PÖNIs: (4/5)
DER ERSTKLASSIGE THRILLER. Titel = „CRIME 101“ von Bart Layton (B + Produktion + R; USA/GB 2004; das Drehbuch basiert auf der gleichnamigen Kurzgeschichte von Don Winslow/2020; K: Erik Wilson; M: Blanck Mass; 135 Minuten; deutscher Kino-Start: 12.02.2026). Davon sind wir nur noch ab und an berührt – von einem Thriller, der sich auch als „solcher“ präsentiert. In der Mehrzahl bekommen wir in den Kinos glatte Spannungsfilme geliefert , bei denen während einer überschaubaren Zeit die (Auf-)Lösung erkennbar ist. Hier aber dürfen wir faszinierend warten. Im September 2023 gewann Amazon einen Bieterwettstreit um den Film gegen Netflix. Dreharbeiten fanden im Oktober 2024 in Los Angeles im US-Bundesstaat Kalifornien statt. Herausgekommen ist ein hervorragender Spanungsfilm. Bei dem lange Zeit nichts so ist wie man es vermutet: Ein kaum auffallender 1 A-Profidieb, Mike Davis (CHRIS HEMSWORTH), der seine riskanten Coups entlang der legendären 101-Freeway in Los Angeles durchführt, plant gerade den größten Raub seines Lebens. Dabei trifft der Solist, eher unerwünscht denn bewusst gewollt, auf eine überschaubare Anzahl von „Kameraden/Innen“, die gerade selbst Probleme haben beziehungsweise bekommen. ‚Beruflich‘ wie privat.

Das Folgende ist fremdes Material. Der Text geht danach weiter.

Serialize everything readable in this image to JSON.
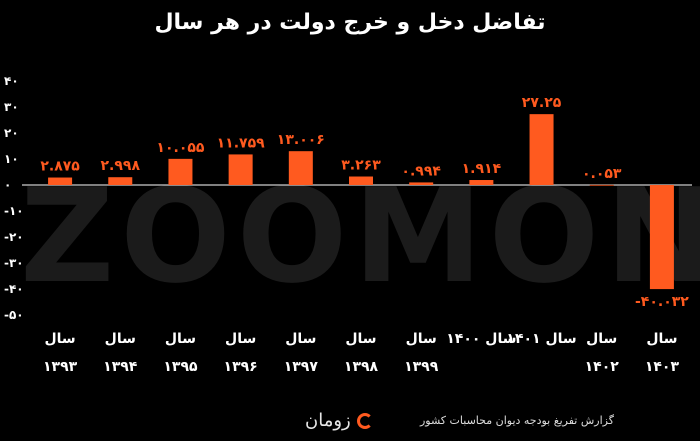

Wie die desillusionierte Versicherungsmaklerin Sharon Colvin (HALLE BERRY), die selbst an einem Wendepunkt in ihrem Leben bastelt. Mike und Sharon beginnen, sich zusammen zu raufen. Verfolgt werden sie von einem wuseligen wie hartnäckigen wie ehrgeizigen Polizei-Detective namens Lou Lubesnick (MARK RUFFALO), der – mit Kollegen – den bevorstehenden Kriminalfall unbedingt zu klären gedenkt. „Mit jedem Schritt auf den Millionen-Coup verschwimmen die Grenzen zwischen Jäger und Gejagtem, und alle Beteiligten müssen sich den ereignisreichen Konsequenzen ihrer Entscheidungen stellen“ („Filmdienst“). Es wird immer spannender. Aufregender.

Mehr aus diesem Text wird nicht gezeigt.